Besides the “techno free” zones and “sitting in your house” that I described in Talk Time #11, drive time has come to be a meaningful talk time for our family. (See Tip #4: Who’s Got Their Shoes On? for more one-on-one vehicle talking tips.) In this final post of this talk series, I just want to encourage families in general to reduce the “independent” times in the vehicle and make drive time more “community” time.
We could never afford newer vehicles, complete with game systems or televisions (we don’t even have game systems or televisions in our home either, come to think of it). Thus, our drive time for many years included reading aloud, listening to audios, playing road games, and, of course, talking. (Now with computers, the kids sometimes write papers, watch movies, or play games while we drive.) As is the case with most things that families cannot afford, not being able to afford newer vehicles with electronics built in has had an immensely positive result: community time vs alone time in the vehicle.
We have had literally hundreds of hours of teaching and talking time with our kids in our van through the years. We talk one-on-one if it is just Dad and child or Mom and child, but the majority of our times in the van have been community—times to read aloud and discuss what we are reading; listen to an audio and share in stories and teachings together; and talk about family history, our beliefs, current events, church sermons, family standards, personal goals, ministry goals, relationship issues, and much more.
If your family drive times are more like “islands in the stream” than “group hugs,” we would encourage you to declare certain drive times as family times. Just announce that on Sundays, for example, no games or independent activities will be allowed but instead family time will be instituted. Buy some new audio series’ that will interest everybody. Get some “Ungame” cards out of an old “Ungame” in your closet or from Goodwill and read these allowed and discuss them. Do whatever it takes to make drive time more family time—and more talk time.
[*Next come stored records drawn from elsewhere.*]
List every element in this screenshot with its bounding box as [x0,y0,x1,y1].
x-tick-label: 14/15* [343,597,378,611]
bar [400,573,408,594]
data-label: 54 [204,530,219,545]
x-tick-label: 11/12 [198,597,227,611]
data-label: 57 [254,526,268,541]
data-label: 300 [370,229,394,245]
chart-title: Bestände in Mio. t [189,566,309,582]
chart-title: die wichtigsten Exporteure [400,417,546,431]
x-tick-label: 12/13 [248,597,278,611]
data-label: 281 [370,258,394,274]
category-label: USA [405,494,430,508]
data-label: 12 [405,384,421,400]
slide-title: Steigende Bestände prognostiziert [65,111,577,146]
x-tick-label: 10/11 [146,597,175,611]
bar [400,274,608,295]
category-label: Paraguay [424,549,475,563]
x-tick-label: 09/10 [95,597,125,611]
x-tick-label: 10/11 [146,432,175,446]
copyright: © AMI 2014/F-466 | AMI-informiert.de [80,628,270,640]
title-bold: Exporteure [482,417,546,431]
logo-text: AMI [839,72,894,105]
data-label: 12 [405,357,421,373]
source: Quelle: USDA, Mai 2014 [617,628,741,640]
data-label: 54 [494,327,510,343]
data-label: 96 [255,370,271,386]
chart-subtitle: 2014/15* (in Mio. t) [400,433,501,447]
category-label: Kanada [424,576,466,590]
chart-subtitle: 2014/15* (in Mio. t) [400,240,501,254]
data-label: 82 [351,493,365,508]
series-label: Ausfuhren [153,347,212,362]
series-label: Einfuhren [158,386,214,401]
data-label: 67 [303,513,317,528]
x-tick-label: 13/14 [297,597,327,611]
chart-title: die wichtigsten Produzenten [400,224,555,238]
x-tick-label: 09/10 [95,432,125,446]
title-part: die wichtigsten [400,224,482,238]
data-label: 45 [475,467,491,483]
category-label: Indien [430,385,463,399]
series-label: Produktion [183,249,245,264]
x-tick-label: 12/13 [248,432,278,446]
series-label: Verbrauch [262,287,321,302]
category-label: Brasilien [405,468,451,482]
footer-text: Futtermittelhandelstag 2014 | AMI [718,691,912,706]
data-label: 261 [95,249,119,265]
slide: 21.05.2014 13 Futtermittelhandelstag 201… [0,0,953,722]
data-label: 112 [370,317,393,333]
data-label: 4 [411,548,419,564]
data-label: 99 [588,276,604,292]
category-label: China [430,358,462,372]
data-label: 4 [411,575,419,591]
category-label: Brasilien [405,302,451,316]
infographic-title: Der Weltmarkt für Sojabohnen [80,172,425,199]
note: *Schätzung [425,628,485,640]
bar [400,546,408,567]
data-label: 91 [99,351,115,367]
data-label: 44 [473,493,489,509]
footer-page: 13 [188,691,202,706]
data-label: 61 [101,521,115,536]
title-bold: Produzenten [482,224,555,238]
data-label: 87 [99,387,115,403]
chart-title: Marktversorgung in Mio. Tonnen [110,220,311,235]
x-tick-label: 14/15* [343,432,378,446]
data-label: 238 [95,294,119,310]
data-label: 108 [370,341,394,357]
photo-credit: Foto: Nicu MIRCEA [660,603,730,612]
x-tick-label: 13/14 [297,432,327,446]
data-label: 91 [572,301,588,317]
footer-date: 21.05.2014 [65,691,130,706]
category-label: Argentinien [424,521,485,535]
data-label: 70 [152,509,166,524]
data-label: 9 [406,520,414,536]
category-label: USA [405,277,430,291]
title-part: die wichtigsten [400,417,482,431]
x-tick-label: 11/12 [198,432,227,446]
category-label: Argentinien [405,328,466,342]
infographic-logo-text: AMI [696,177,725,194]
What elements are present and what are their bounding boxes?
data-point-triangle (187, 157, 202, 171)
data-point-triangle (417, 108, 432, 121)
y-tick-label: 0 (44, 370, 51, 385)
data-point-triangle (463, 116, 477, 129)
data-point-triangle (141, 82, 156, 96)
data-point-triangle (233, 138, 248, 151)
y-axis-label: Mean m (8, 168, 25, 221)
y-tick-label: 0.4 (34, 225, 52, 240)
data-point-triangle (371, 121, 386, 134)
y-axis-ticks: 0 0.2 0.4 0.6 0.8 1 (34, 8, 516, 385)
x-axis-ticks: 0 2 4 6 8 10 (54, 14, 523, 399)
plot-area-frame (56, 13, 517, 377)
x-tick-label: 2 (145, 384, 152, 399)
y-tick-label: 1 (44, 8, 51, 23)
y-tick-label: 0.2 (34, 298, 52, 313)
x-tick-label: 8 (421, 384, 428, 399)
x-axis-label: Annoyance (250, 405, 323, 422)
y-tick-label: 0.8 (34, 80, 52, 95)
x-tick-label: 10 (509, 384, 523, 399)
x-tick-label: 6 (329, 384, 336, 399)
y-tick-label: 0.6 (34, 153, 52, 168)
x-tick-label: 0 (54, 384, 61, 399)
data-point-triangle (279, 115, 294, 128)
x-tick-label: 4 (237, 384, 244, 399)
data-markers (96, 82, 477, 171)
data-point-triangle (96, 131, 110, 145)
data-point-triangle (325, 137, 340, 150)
It has been a joy to share with you our Twelve Terrific Times to Talk. There are so many other opportunities that we need to take advantage of in order to get into our children’s hearts. We just encourage you to do it! Talk. Listen. Share. Teach. Our kids will not be here at home with us forever. Let’s make use of the times that we have to share with them—and see if we can increase that “fifteen minutes of meaningful time with a parent” per week statistic to hours each week instead!